The holiday season has three distinct characteristics, like the isosceles triangle shape of the Christmas tree. The star at the top is the ideal part of the season-wonderful symbolic stories and poetic images that sink deep down to touch the place ‘where the spirit meets the bone.’
The bright star at the top of the triangle tree includes recollections of Christmas Past-memories of my children as little kids who got up very early-the excitement of opening their presents. That star-at-the-top-of-the-triangle includes memories of my own childhood, which I shared with two older and three younger brothers. My sisters came later, when I was moving into teenage years.
Old memories lead to new understandings. I had to become a parent to really appreciate my own parents’ extravagance. They wanted nothing more than to make us happy, no matter what the cost. The Christmases they gave us connect to the year-round love they lived for us.
The second angle, down at the right base of the triangle tree, is an increasing awareness of the frantic frenzy that can dominate the season and tarnish the star. This, too, is a function of getting older and seeing the combination of commercialization mixed with frantic frenzy–having to find just the right gift to give to each person on your list so they won’t be disappointed.

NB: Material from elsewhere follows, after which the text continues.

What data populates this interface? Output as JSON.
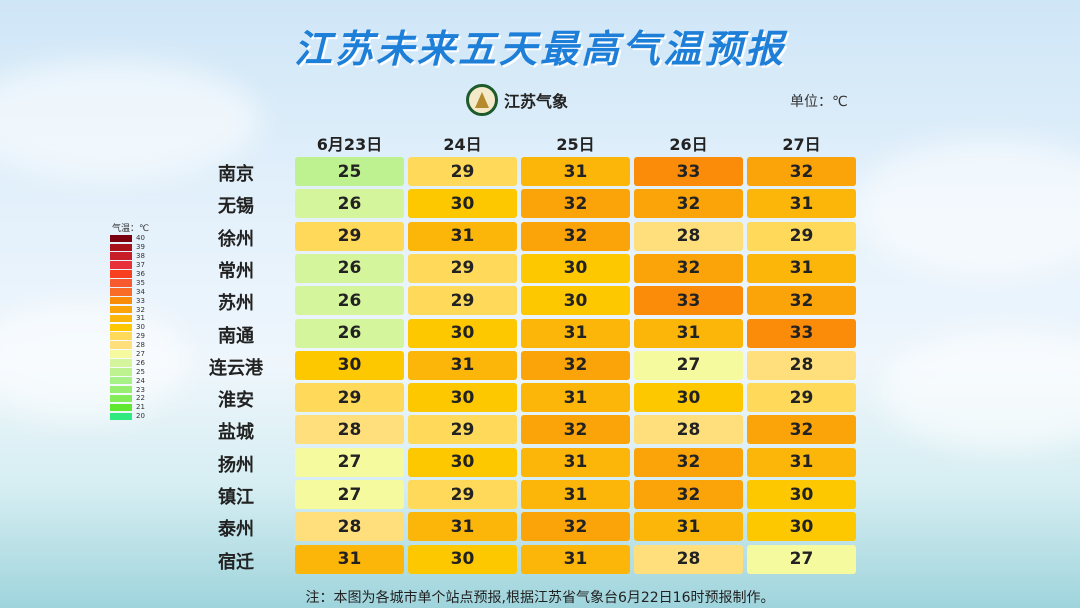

The tension includes sending and receiving cards-and feeling remiss when you get a card from someone to whom you didn’t send one. It’s about the dollar price tag of Christmas; it’s about shopping with credit cards. Sometimes it’s just a low-level anxiety about it all, sometimes it’s a matter of trying to repress the high level of un-ease that seems to surround this season.
Then there’s the third angle at the left base of the triangle tree. This is where the minister in me comes elbowing in by reminding me that it is a difficult time for many people because the losses of a lifetime that have accumulated. Grief doesn’t go away. It is stored like Christmas ornaments in the attic, it gets taken out at this time of year, and the box is opened and we’re surprised by sorrow.
From Thanksgiving to New Year’s Eve that big box of bereavements is opened and old pain pops up like the jack-in-the-box when you turn the crank. It hurts, again. The sting of every old grief is sharpened at the turn of this season’s wheel.
One kind of grief that we don’t talk much about is the grief of things that never happened. That kind of loss is hardest of all to recognize, much less acknowledge. We’ve all got a box full of old disappointments.
The passing of the years, the accumulation of experience, broadens the base and pushes the star down making an equilateral triangle. While I want to encourage you to celebrate the bright star at the top of your tree, to catch the spirit of the season, I also want to acknowledge the other parts. You’re not alone in the struggle.
I hope to see you on Christmas Eve so we can sing Silent Night together by candlelight.